The California Attorney General calls Brius a “serial violator of rules within [California’s] skilled nursing industry.” A class action lawsuit filed by a former Brius nursing home resident alleges that Brius and its owner, Shlomo Rechnitz “chronically understaffed their facilities with an inadequate number of staff to carry out the function of their facilities” and “did not devote sufficient financial resources to protect the health and safety of residents and ensure resident rights were not violated, and instead diverted those resources to create ill-begotten profits.”
NUHW-represented caregivers at Brius facilities have gone public with their concerns. Speaking to the Marin Independent Journal, caregivers involved in a labor dispute at Brius’ San Rafael Healthcare and Wellness Center (Marin County, CA) address the impact that short-staffing and a lack of resources has for elderly and disabled patients.
But holding Brius accountable is no easy task.
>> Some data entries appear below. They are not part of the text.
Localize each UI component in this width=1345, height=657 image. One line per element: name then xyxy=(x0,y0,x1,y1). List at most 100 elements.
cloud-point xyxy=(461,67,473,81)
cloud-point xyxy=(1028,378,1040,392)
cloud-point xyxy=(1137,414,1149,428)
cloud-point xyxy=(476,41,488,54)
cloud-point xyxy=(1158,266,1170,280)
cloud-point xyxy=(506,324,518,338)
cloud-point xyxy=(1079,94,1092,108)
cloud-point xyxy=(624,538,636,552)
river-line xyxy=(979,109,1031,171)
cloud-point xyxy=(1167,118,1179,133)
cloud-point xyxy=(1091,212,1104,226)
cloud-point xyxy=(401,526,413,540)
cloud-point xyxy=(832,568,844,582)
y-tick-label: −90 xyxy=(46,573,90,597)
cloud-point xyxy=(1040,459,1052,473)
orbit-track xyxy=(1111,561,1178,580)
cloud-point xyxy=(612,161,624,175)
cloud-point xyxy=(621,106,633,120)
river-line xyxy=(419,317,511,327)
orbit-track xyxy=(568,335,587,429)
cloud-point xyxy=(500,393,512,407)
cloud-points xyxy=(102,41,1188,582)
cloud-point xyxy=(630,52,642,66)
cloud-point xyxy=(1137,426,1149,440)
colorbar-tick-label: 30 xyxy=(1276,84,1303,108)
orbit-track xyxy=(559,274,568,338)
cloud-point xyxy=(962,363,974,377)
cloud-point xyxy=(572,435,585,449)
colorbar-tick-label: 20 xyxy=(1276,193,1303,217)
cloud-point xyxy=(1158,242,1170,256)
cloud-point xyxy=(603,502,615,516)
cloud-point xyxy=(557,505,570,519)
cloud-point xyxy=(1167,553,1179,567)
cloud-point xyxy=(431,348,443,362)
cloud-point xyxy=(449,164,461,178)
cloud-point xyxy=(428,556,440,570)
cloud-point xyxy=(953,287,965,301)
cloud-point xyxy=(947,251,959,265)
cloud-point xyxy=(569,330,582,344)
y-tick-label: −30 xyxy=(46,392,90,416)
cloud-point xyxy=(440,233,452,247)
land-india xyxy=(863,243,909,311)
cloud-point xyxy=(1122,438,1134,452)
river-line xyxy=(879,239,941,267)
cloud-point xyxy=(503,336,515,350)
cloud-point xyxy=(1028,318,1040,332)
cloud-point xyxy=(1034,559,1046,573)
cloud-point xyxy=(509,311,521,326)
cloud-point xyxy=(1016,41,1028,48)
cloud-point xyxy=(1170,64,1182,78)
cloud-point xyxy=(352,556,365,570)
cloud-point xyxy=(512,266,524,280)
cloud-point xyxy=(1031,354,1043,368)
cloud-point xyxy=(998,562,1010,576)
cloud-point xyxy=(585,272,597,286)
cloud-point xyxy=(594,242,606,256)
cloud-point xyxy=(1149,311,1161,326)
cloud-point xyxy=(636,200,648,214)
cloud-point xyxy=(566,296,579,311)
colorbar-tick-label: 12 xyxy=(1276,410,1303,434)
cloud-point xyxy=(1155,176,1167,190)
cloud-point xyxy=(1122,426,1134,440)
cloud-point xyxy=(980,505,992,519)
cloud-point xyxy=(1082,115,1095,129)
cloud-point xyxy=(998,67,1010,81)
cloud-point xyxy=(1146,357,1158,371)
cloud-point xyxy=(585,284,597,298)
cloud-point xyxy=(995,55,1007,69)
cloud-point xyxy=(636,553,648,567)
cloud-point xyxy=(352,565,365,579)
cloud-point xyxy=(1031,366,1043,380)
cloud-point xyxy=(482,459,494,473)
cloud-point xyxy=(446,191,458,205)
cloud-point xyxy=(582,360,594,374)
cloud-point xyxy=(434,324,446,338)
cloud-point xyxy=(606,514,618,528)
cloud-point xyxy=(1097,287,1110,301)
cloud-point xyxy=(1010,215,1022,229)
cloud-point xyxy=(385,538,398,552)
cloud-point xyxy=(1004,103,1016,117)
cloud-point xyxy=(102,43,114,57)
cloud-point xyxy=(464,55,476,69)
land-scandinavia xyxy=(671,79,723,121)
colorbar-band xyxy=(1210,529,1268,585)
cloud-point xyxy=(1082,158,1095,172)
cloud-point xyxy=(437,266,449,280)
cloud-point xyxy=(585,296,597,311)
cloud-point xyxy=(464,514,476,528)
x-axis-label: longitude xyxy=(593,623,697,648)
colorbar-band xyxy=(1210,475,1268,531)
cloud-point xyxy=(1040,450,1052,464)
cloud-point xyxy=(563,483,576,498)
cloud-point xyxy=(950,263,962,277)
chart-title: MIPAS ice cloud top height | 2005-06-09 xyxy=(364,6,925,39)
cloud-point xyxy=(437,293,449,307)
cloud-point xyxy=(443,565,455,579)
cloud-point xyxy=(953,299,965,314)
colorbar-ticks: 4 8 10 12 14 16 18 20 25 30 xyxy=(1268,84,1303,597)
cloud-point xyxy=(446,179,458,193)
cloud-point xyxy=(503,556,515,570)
The corporation, which owns as many as 81 California facilities and controls one of every 14 nursing home beds in the state, goes to great lengths to conceal its identity from consumers and the public. Brius does not brand its facilities with its corporate name; neither Bruis nor Shlomo Rechnitz appear in the California Department of Public Health’s database of skilled nursing facilities. Instead, Brius manages its operations through a complex web of more than 130 companies, each with a different name, that buy and sell products and services from one other.